お金は大切なのでお金を大切にするのは当然だが、お金だけに縛られて生きると人生のその瞬間の連続は、人との関係性を小さくし、結果的に面白くない状態が生まれ、お金を得たとしても、心が満足せずに、残高だけが増えていく。そういう処まで人生の機微を理解した上で、人との関係を大切に扱えると、真に充実した人生になっていく。

何や当たり前すぎて、至極詰らぬ話をしているが、自己を形成する複合的な理由、人との関係や物との関係や氣との関係を調和と丁度良いバランスで統合していくと、自身にとって幸せの最善となる。

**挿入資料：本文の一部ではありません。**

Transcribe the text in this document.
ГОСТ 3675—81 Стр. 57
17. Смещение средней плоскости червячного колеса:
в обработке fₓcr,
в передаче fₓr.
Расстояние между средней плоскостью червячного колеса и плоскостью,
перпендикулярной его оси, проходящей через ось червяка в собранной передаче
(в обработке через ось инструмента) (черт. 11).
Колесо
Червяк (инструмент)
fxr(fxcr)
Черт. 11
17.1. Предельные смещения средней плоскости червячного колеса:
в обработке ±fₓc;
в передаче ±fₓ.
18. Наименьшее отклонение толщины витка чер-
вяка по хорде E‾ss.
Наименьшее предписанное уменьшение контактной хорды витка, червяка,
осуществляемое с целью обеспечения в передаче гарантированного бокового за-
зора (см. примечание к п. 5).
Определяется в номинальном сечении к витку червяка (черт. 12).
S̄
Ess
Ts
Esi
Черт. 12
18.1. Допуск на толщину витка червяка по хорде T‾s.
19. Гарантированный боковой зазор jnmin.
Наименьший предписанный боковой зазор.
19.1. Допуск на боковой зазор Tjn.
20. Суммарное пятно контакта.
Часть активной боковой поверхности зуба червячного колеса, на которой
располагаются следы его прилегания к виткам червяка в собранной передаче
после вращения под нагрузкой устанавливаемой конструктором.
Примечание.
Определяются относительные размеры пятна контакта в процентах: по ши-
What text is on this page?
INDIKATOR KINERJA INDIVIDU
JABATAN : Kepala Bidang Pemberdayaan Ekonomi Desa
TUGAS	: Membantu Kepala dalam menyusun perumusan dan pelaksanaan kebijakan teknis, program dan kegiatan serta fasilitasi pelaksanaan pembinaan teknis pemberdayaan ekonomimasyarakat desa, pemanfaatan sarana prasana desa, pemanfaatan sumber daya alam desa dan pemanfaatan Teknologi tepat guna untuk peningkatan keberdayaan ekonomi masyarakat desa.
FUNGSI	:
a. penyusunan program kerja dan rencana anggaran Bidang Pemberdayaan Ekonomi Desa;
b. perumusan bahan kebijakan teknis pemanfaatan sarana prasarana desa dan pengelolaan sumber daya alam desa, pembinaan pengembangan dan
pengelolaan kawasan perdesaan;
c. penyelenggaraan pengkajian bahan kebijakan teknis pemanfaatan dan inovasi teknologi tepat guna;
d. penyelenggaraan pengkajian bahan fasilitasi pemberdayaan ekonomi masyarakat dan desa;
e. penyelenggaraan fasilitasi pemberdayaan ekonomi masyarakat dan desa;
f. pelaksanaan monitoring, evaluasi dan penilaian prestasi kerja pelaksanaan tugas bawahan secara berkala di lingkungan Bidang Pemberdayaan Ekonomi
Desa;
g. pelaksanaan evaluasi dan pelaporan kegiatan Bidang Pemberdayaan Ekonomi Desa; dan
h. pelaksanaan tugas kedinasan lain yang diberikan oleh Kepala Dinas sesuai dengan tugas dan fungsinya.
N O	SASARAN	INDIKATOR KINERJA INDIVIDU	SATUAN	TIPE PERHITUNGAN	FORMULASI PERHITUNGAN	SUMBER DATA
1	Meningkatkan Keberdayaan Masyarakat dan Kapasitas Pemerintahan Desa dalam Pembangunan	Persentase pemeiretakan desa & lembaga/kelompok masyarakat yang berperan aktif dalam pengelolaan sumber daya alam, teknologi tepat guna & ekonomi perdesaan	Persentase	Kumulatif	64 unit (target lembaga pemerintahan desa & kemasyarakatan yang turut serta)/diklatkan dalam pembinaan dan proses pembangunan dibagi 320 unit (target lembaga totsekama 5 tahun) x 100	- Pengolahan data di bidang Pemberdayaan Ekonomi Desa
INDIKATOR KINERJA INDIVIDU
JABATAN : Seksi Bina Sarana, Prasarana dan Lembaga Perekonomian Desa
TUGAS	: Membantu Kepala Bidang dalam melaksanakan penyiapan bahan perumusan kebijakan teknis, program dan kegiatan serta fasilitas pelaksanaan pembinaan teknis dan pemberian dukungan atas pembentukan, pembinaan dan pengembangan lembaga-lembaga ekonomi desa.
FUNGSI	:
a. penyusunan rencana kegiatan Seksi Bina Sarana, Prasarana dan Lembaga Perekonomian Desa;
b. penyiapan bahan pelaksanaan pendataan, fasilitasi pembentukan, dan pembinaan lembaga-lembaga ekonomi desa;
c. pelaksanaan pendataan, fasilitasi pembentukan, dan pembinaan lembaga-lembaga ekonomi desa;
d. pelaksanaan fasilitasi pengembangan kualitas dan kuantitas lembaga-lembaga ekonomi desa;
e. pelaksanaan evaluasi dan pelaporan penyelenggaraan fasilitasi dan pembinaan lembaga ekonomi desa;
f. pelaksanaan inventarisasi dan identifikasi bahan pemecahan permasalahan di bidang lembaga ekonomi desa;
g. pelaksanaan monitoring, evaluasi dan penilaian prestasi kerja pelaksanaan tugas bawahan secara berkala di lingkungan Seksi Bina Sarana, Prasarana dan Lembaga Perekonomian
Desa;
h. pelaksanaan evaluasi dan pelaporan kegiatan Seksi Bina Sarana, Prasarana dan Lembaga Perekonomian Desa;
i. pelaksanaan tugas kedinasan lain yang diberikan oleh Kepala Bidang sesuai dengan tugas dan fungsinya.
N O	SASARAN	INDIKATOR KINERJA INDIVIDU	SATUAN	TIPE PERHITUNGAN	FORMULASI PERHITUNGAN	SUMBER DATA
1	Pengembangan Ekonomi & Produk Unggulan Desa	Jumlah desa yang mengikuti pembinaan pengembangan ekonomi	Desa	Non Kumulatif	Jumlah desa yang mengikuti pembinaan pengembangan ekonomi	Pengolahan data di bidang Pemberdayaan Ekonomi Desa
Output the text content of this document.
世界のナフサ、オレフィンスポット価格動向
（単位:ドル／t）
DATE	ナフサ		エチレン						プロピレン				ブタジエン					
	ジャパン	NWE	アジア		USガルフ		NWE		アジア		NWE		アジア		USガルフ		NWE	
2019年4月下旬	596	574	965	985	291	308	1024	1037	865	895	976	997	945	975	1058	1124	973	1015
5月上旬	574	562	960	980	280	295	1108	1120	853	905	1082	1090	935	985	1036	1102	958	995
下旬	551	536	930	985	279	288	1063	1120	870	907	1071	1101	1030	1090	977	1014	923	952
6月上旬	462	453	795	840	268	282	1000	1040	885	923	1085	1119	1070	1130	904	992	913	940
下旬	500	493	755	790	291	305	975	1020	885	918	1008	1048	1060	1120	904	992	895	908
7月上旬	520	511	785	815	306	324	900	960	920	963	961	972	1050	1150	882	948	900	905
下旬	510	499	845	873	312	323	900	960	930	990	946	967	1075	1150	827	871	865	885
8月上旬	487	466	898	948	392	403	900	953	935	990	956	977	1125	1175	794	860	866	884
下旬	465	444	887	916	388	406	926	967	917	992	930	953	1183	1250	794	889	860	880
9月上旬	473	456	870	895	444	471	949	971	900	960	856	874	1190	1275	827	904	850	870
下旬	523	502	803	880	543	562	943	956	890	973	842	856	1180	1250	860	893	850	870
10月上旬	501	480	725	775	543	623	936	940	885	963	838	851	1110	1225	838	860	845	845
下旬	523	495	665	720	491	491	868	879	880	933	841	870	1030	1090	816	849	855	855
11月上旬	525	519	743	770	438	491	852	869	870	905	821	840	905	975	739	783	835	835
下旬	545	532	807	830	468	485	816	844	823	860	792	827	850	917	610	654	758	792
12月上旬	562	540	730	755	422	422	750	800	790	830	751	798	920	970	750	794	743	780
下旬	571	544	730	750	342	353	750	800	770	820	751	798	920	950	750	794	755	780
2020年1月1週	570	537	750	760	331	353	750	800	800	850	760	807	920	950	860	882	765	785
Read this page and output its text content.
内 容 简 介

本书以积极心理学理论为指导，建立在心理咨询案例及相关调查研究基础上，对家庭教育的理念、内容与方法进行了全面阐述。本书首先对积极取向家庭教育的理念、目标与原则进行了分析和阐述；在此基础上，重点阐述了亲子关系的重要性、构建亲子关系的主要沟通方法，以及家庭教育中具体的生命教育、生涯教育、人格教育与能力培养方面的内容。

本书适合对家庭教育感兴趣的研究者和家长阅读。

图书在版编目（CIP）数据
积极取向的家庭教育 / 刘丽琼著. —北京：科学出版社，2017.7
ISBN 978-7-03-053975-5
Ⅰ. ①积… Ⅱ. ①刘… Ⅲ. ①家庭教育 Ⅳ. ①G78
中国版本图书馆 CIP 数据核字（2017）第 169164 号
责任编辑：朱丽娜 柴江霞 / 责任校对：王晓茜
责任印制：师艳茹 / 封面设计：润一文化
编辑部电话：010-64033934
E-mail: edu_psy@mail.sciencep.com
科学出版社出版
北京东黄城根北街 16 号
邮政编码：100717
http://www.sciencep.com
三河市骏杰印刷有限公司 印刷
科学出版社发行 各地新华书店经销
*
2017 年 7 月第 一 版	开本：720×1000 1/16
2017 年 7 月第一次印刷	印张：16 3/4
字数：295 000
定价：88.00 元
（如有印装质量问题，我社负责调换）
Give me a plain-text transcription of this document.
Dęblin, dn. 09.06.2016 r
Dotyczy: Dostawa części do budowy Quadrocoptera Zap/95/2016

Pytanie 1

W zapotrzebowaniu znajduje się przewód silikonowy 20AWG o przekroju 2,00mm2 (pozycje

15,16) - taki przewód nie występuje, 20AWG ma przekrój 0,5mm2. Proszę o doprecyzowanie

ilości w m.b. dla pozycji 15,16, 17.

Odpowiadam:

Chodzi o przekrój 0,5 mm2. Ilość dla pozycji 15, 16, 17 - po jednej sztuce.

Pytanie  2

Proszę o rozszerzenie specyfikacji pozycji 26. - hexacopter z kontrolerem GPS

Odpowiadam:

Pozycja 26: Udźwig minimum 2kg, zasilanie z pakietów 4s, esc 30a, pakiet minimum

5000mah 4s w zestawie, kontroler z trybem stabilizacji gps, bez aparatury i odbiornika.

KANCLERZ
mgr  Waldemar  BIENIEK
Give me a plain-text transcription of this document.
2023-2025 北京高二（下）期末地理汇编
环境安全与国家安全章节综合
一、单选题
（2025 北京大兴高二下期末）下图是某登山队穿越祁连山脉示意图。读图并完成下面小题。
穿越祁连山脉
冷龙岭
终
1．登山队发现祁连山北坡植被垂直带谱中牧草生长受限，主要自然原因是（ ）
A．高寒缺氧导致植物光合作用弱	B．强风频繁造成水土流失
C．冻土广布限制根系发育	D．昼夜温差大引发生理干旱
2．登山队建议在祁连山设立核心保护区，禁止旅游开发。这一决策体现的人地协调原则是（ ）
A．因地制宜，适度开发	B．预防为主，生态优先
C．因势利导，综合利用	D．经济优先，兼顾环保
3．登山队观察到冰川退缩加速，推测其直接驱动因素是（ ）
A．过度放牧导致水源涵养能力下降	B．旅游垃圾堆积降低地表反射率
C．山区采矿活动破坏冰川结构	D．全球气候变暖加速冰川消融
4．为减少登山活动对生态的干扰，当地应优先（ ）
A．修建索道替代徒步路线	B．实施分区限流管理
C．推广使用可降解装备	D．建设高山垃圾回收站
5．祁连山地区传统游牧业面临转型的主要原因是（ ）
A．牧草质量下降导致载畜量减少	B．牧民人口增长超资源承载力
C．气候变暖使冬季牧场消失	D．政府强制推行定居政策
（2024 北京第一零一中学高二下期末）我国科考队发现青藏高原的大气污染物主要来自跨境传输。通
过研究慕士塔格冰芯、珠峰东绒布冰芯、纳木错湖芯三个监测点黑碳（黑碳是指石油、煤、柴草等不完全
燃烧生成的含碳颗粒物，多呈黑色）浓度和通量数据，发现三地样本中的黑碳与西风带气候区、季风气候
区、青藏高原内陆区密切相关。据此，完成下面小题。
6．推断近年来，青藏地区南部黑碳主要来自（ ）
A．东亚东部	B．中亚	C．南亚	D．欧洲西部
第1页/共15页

欲の出し方は、特に、他者との関係性を著しく悪くする欲については自身の傾向と不安をよく理解して、自身と付き合っていくのがいい。身の程を知れ、という言葉があるように、それは当人が高い位置なのか低い位置なのかを自他の声に耳を傾け、また、結果に対して真摯に受け止め、身の程を正しく把むことが、他者や環境に生かされている私達が傲慢にならずに生きていく処方に思へる。

私のこの書き物をしているテーブルの右前には美しいガラス花瓶が凛とたたずんでおり、静かに、でもあたたかくこちらを見てくれている。色とりどりのガラスの子達が、人生の豊かな彩りを教えてくれている。光に当たる色付きの花瓶は、私達の心の変化を表しているようだ。音もその一つの協奏曲に参入し、ハーモニーが全体を形成し、柔かく私を包む。美しいそれが手元にあることは、美しいと感じる私達の心を思い出させてくれるものとなり、人間が感じ表現できることを思い出させてくれる。

手元には美しいそれを大切に日々の中に採り入れ使うなら、私たちの感性は内側の蕾はゆっくりと一枚ずつ花を咲かせ、自身を表に出すことの制限を緩和してくれるだろう。私にとってのその美の一つは、万年筆である。この文字一つずつをこの世界に運ぶ上で、その一番の味方が黒と金の万年筆だ。

美しいそれはいつも手元に。もっと自身の感性を大切に。ときめくそれを諦めず。何歳になっても童の心を。人ではなく人間として過ごす勇氣を。その先にある繋がりの豊かさに挑戦を。光明。